Trajectory Optimization Using Neural Networks
Haoran Tang, Xi Chen, Yan Duan, Nikhil Mishra, Shiyao Wu, Maximilian Sieb, Yide Shentu
U.S. Patent Application 17/193,820
Various embodiments of the technology described herein generally relate to systems and methods for trajectory optimization with machine learning techniques. More specifically, certain embodiments relate to using neural networks to quickly predict optimized robotic arm trajectories in a variety of scenarios. Systems and methods described herein use deep neural networks to quickly predict optimized robotic arm trajectories according to certain constraints. Optimization, in accordance with some embodiments of the present technology, may include optimizing trajectory geometry and dynamics while satisfying a number of constraints, including staying collision-free, and minimizing the time it takes to complete the task.
Training Artificial Networks for Robotic Picking
Yan Duan, Haoran Tang, Yide Shentu, Nikhil Mishra, Xi Chen
U.S. Patent Application 17/014,558
Various embodiments of the present technology generally relate to robotic devices and artificial intelligence. More specifically, some embodiments relate to an artificial neural network training method that does not require extensive training data or time expenditure. The few-shot training model disclosed herein includes attempting to pick up items and, in response to a failed pick up attempt, transferring and generalizing information to similar regions to improve probability of success in future attempts. In some implementations, the training method is used to robotic device for picking items from a bin and perturbing items in a bin. When no picking strategies with high probability of success exist, the robotic device may perturb the contents of the bin to create new available pick-up points. In some implementations, the device may include one or more Computer-vision systems.

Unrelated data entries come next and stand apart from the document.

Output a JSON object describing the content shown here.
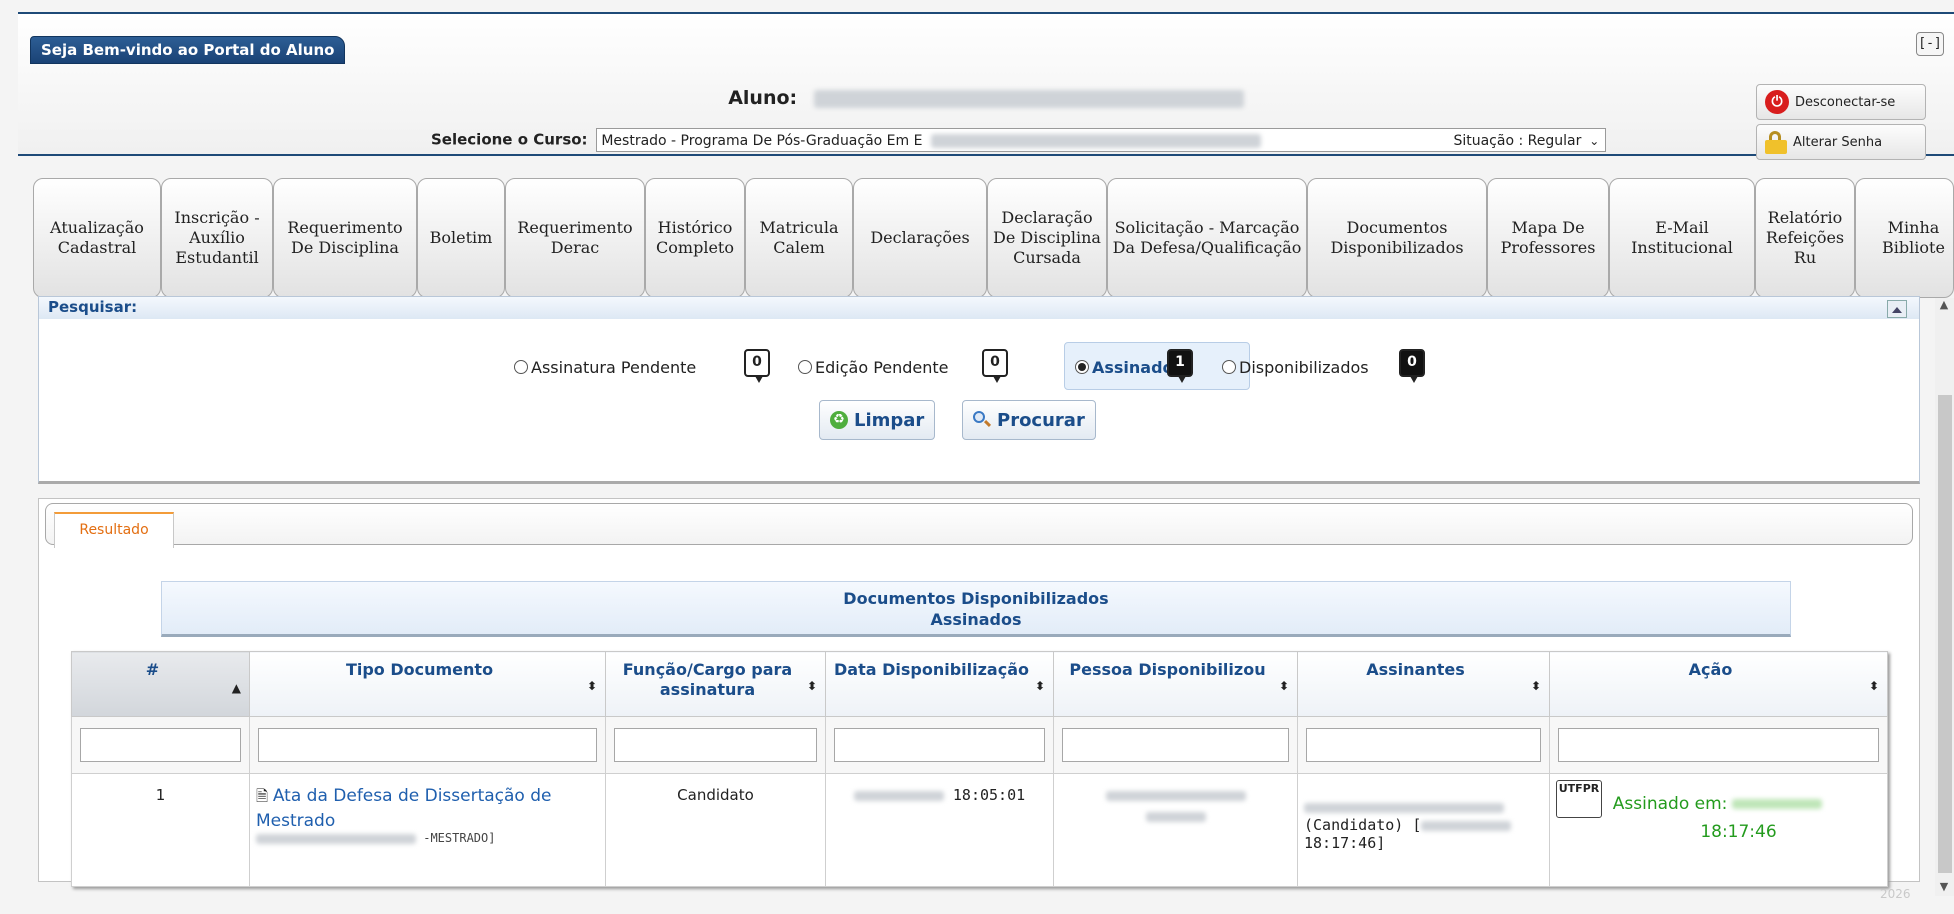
{
  "header": {
    "welcome_tab": "Seja Bem-vindo ao Portal do Aluno",
    "collapse_label": "[-]",
    "aluno_label": "Aluno:",
    "curso_label": "Selecione o Curso:",
    "curso_value": "Mestrado - Programa De Pós-Graduação Em E",
    "situacao": "Situação : Regular",
    "logout_label": "Desconectar-se",
    "password_label": "Alterar Senha"
  },
  "nav": [
    {
      "label": "Atualização Cadastral"
    },
    {
      "label": "Inscrição - Auxílio Estudantil"
    },
    {
      "label": "Requerimento De Disciplina"
    },
    {
      "label": "Boletim"
    },
    {
      "label": "Requerimento Derac"
    },
    {
      "label": "Histórico Completo"
    },
    {
      "label": "Matricula Calem"
    },
    {
      "label": "Declarações"
    },
    {
      "label": "Declaração De Disciplina Cursada"
    },
    {
      "label": "Solicitação - Marcação Da Defesa/Qualificação"
    },
    {
      "label": "Documentos Disponibilizados"
    },
    {
      "label": "Mapa De Professores"
    },
    {
      "label": "E-Mail Institucional"
    },
    {
      "label": "Relatório Refeições Ru"
    },
    {
      "label": "Minha Bibliote"
    }
  ],
  "search": {
    "title": "Pesquisar:",
    "options": [
      {
        "label": "Assinatura Pendente",
        "count": "0",
        "checked": false
      },
      {
        "label": "Edição Pendente",
        "count": "0",
        "checked": false
      },
      {
        "label": "Assinados",
        "count": "1",
        "checked": true
      },
      {
        "label": "Disponibilizados",
        "count": "0",
        "checked": false
      }
    ],
    "limpar_label": "Limpar",
    "procurar_label": "Procurar"
  },
  "result": {
    "tab_label": "Resultado",
    "caption_line1": "Documentos Disponibilizados",
    "caption_line2": "Assinados",
    "columns": [
      "#",
      "Tipo Documento",
      "Função/Cargo para assinatura",
      "Data Disponibilização",
      "Pessoa Disponibilizou",
      "Assinantes",
      "Ação"
    ],
    "rows": [
      {
        "num": "1",
        "tipo": "Ata da Defesa de Dissertação de Mestrado",
        "tipo_sub": "-MESTRADO]",
        "funcao": "Candidato",
        "data_time": "18:05:01",
        "assinantes_role": "(Candidato) [",
        "assinantes_time": "18:17:46]",
        "acao_label": "Assinado em:",
        "acao_time": "18:17:46",
        "logo_text": "UTFPR"
      }
    ]
  },
  "footer": {
    "year": "2026"
  },
  "colors": {
    "accent": "#1e4a78",
    "link": "#1f5fae",
    "success": "#239b1d",
    "tab_active": "#e36e11"
  },
  "icons": [
    "power-icon",
    "lock-icon",
    "recycle-icon",
    "magnifier-icon",
    "document-icon",
    "sort-icon",
    "utfpr-logo"
  ]
}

Systems and methods for robotic picking
Yan Duan, Xi Chen, Mostafa Rohaninejad, Nikhil Mishra, Yu Xuan Liu, Andrew Amir Vaziri, Haoran Tang, Yide Shentu, Ian Rust, and Carlos Florensa
U.S. Patent Application 17/014,545
Various embodiments of the present technology generally relate to robotic devices and artificial intelligence. More specifically, some embodiments relate to a robotic device for picking items from a bin and perturbing items in a bin. In some implementations, the device may include one or more computer-vision systems. A computer-vision system, in accordance with the present technology, may use at least two two-dimensional images to generate three-dimensional (3D) information about the bin and items in the bin. Based on the 3D information, a strategy for picking up items from the bin is determined. When no strategies with high probability of success exist, the robotic device may perturb the contents of the bin to create new available pick-up points and re-attempt to pick up an item.

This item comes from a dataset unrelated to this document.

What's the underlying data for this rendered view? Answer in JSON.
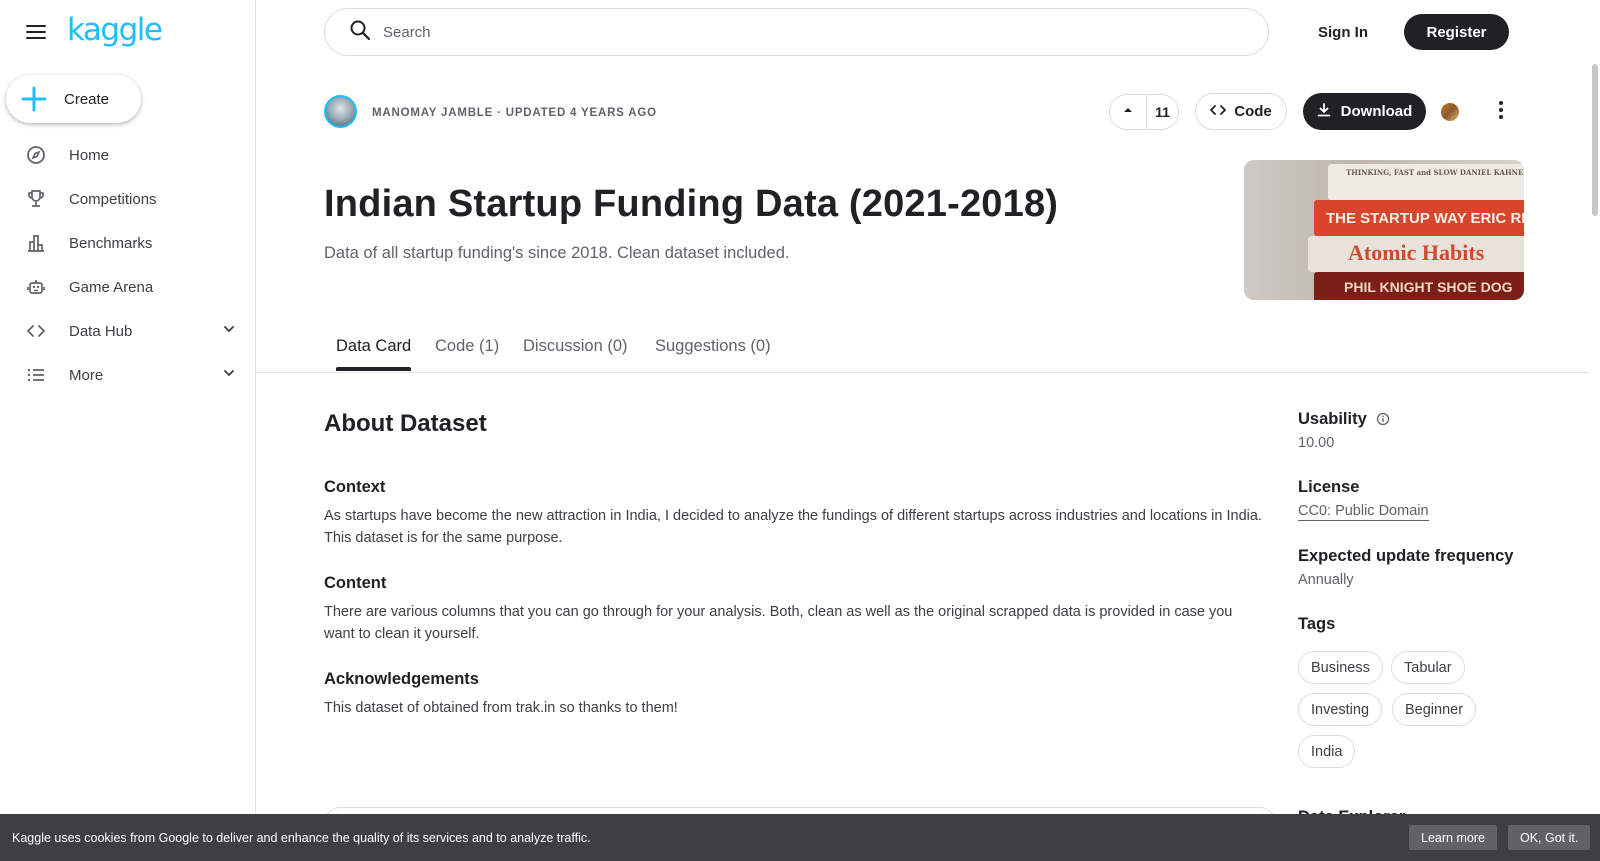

This video, produced by the Covariant marketing team to celebrate National Robotics Week (2023), features some projects that I participate(d) in.
00:00 ~ 00:03: Robotic kitting
00:03 ~ 00:07: Robotic putwall
00:07 ~ 00:18: Dense packing
I am currently working on the Robotic Kitting project at Covariant. This complex system presents many AI challenges: diverse objects, high throughput, and near-zero tolerance for error. I create multiple innovations to address such challenges.